If someone wants to build a unique model and they are not able to scale it up and if I can take it to my 25 million unique customers, I’ve to protect myself so I take equity. I become dependent on that solution.

We have invested in companies like Fingpay which lets merchants accept payments through biometric payments, and also invested in Bengaluru-based Arteria Technologies, which offers supply chain solution on cloud and payments.

So, these are the way we pick up opportunities, which the bank might not do itself but gives us a good position to be a part of an existing ecosystem and thereby give us adjacent markets in our products.

We have invested in close to six startups and partnered with 14-16 others. We also have an incubation-based model of demo day where startups work for six months with us and understand our processes.

YS: Could you elaborate on the Rs 100 crore fund for startups?

MB: We have a Rs 100 crore fund and started this six to seven months back and have started seeing traction. We have already deployed close to Rs 40 crore and have a reasonably good pipeline across lending, digital KYC, Artificial Intelligence. The way things are looking, we should be able to exhaust this fund by December-end.

YS: What are the other technology opportunities which ICICI Bank is looking at? 

MB: Artificial Intelligence is an interesting area we are actively looking at, as we look to move from chatbots to voice assistants. But AI on the robotic process automation front and chatbot side is becoming a little mundane.

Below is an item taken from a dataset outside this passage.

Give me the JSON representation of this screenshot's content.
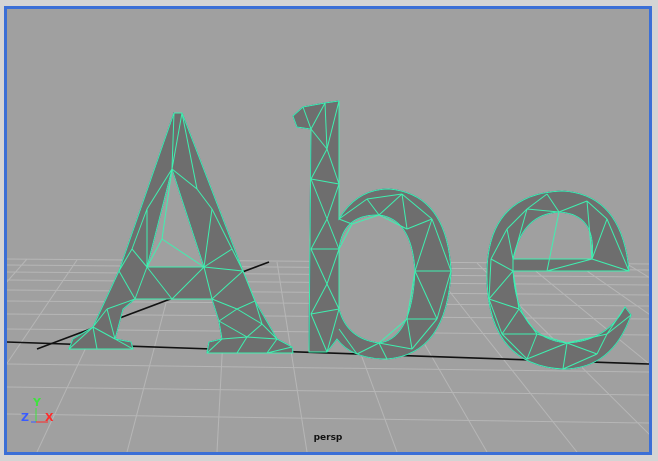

Moving AI from text to voice is one keen challenge. India is reasonably comfortable with texting and opening it to speech will take it to a completely different level. The second sphere is taking AI in Robotic Process Automation (RPA) to even more complex decision making, where both data quality and rules and process are equally ambiguous.

YS: What is ICICI looking at in terms of technology for financial inclusion and building for the next billon? 

MB: On the inclusion side, there is still work to be done. We have an application called ‘Mera iMobile’ where language has been the story. Voice being a big thing applies for this application. And if that happens the scale of transactions definitely go up. Rural areas are still driven through feature phones and we have used Unstructured Supplementary Service Data (USSD) as a template through some telecom players.

However, these are not technologies which will hit the grassroot directly. That we will continue to do with our 500-600 villages, while combining innovation from the labs.